This afternoon, the sacrament of Confirmation will be conferred upon several of the young people of our parish and on 13 adults who have been preparing for this sacrament through the sacramental preparation course I have been teaching on Monday evenings.
I remember well my own confirmation on Sunday, September 22, 1957. I remember it mainly, however, as one of those nice things that one did as part of growing up a Catholic in that era. The Catechism we used in those days included 13 questions-and-answers in the section on Confirmation. Presumably, I memorized all of them, although the one that I remembered best that day and was ready to recite if called upon was Question 334: “What is holy chrism?” (Answer: “Holy Chrism is a mixture of olive oil and balm, blessed by the bishop on Holy Thursday.”) The anointing with chrism is in fact the essential rite of confirmation. In practice, however, I think that for most of us the highpoints of the ceremony were hearing one’s new confirmation name pronounced by the bishop (in Latin, in what I would later learn was the vocative case) and getting that famous ”slight blow on the cheek,” a reminder to “be ready to suffer everything even death for the sake of Christ.”

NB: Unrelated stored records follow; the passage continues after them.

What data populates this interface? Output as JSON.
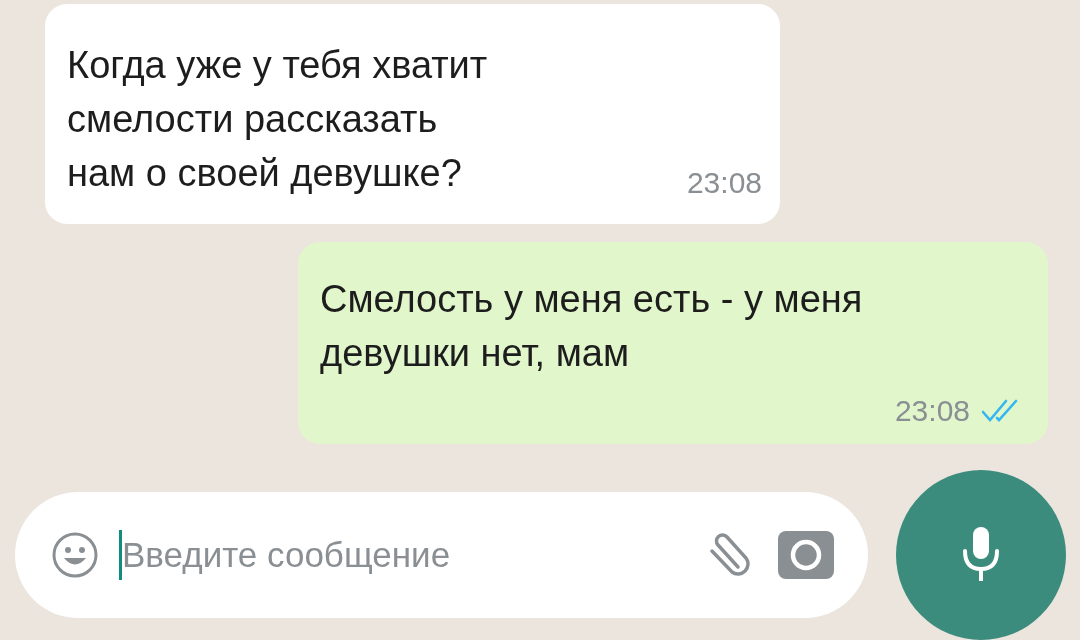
{
  "messages": [
    {
      "kind": "incoming",
      "text": "Когда уже у тебя хватит\nсмелости рассказать\nнам о своей девушке?",
      "time": "23:08"
    },
    {
      "kind": "outgoing",
      "text": "Смелость у меня есть - у меня\nдевушки нет, мам",
      "time": "23:08",
      "read": true
    }
  ],
  "composer": {
    "placeholder": "Введите сообщение"
  }
}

Today, there will be no Latin vocative and no “slight blow on the check.” Even so, I trust that those being confirmed will find the experience a memorable moment in their spiritual journey. In a particular way, I hope that those adults who have gone through their sacramental preparation with me these past few months may experience in this moment of grace that enriched sense of communion with Christ and being bonded with the Church which the sacrament celebrates.